Secondary Outcomes (explanation)
Choice quality: A growing literature has documented that many consumers in the United States may purchase the “wrong” plan for them based on the options available (so-called “dominated plans,” i.e., plans that cost more but provide equivalent or worse coverage than other available options) due to their lack of understanding of health insurance options. Consumers facing challenges in plan choice may be more likely to choose such plans. It is plausible that an intensive interactive information intervention could help consumers weigh their options more appropriately and steer away from these choices, with direct implications for consumer expenditure risk and well-being.
Our key outcome related to choice quality will be an indicator for whether a consumer made a choice error and selecting a dominated plan. We considered a given consumer to have selected a dominated plan under any of the following conditions: a) the consumer was eligible for a Silver 87 plan but chose a Gold plan; b) the consumer was eligible for a Silver 94 plan but chose a Gold or Platinum plan; c) the consumer was eligible for a Silver 94, $1-premium plan but chose a $1-premium Bronze plan; d) the consumer had household income greater than 200% of FPL and chose a Silver plan when eligible for a lower-premium Gold plan offered by the same insurer.

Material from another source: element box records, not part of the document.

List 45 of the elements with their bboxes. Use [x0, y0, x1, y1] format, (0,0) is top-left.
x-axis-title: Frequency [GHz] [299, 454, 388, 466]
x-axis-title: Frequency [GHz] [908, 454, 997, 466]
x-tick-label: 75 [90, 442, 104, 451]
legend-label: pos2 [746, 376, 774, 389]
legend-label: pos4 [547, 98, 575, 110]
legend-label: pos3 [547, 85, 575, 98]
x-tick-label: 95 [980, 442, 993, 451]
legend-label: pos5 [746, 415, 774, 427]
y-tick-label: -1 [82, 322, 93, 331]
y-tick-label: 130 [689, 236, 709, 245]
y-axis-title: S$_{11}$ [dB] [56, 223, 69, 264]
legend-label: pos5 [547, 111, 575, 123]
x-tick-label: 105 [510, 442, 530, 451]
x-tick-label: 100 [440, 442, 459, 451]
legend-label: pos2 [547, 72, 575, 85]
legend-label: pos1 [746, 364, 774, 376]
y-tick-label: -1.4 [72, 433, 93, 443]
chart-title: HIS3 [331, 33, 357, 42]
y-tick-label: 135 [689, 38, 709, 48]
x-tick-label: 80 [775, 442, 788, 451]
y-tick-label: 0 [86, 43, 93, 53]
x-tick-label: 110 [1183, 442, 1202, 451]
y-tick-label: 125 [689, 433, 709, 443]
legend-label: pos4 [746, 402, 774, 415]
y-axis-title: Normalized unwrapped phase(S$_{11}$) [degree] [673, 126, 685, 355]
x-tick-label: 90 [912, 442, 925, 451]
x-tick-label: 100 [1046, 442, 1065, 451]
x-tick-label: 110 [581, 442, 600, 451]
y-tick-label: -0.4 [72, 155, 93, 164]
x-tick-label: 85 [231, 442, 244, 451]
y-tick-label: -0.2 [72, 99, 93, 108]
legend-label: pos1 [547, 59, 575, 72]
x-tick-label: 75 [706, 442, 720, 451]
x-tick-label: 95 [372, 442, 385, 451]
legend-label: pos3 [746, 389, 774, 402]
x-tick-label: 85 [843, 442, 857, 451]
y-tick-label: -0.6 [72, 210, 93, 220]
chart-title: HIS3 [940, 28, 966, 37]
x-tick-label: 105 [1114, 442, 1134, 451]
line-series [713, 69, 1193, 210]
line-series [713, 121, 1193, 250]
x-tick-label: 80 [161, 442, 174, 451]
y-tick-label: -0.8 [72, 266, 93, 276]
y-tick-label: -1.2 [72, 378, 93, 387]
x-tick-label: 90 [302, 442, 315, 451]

The risk mix of enrollees: We will examine the effect of the intervention on risk levels of consumers who purchased a plan in the marketplace, using the CDPS risk scores to capture consumers’ recent health spending. In particular, we will study two measures of risk mix in the marketplace: a) average market risk, driven by the health risk of consumers brought into the market by the intervention; and b) the sorting of consumers, by risk, across plans with higher vs. lower actuarial value (e.g., Silver vs. Gold tier plans), as well as sorting by issuer. The former captures the effect of the intervention on total market risk, while the latter can impact relative profits of plans across tiers and issuers.
It is possible that the intervention, like a low-touch letter intervention, encouraged healthier people to enroll in a plan. Alternately, the more intensive nature of the intervention may have lowered the barriers in making difficult plan choice decisions, which sicker patients find more valuable. By jointly examining the enrollment and plan choice decisions, we will be able to assess which frictions in the enrollment process the intervention is likely targeting and assess its implications for risk selection and sorting across plans.
Engagement with the intervention: If the outbound call intervention has a larger impact than low-touch interventions, such as reminder letters, in-depth conversations with the SCR could account for this difference. Yet, not all consumers who received an outbound call ultimately engaged in such a conversation. Some consumers who received an outbound call hung up briefly after taking the call; others let the call from the SCR go to voicemail and did not return the call.
To better understand this issue, we will examine the factors predicting consumers’ engagement with the intervention, measured by having a conversation with an SCR. Differing levels of engagement with the intervention can help to explain heterogeneous effects of the intervention across different groups of consumers, and inform future targeting of the intervention. The outcome of interest for this analysis will be whether a consumer has ever engaged with an SCR in a conversation lasting 1 minute or longer; other cutoffs such as 30 seconds, 2 minutes, or the median or mean call length will be used in robustness checks.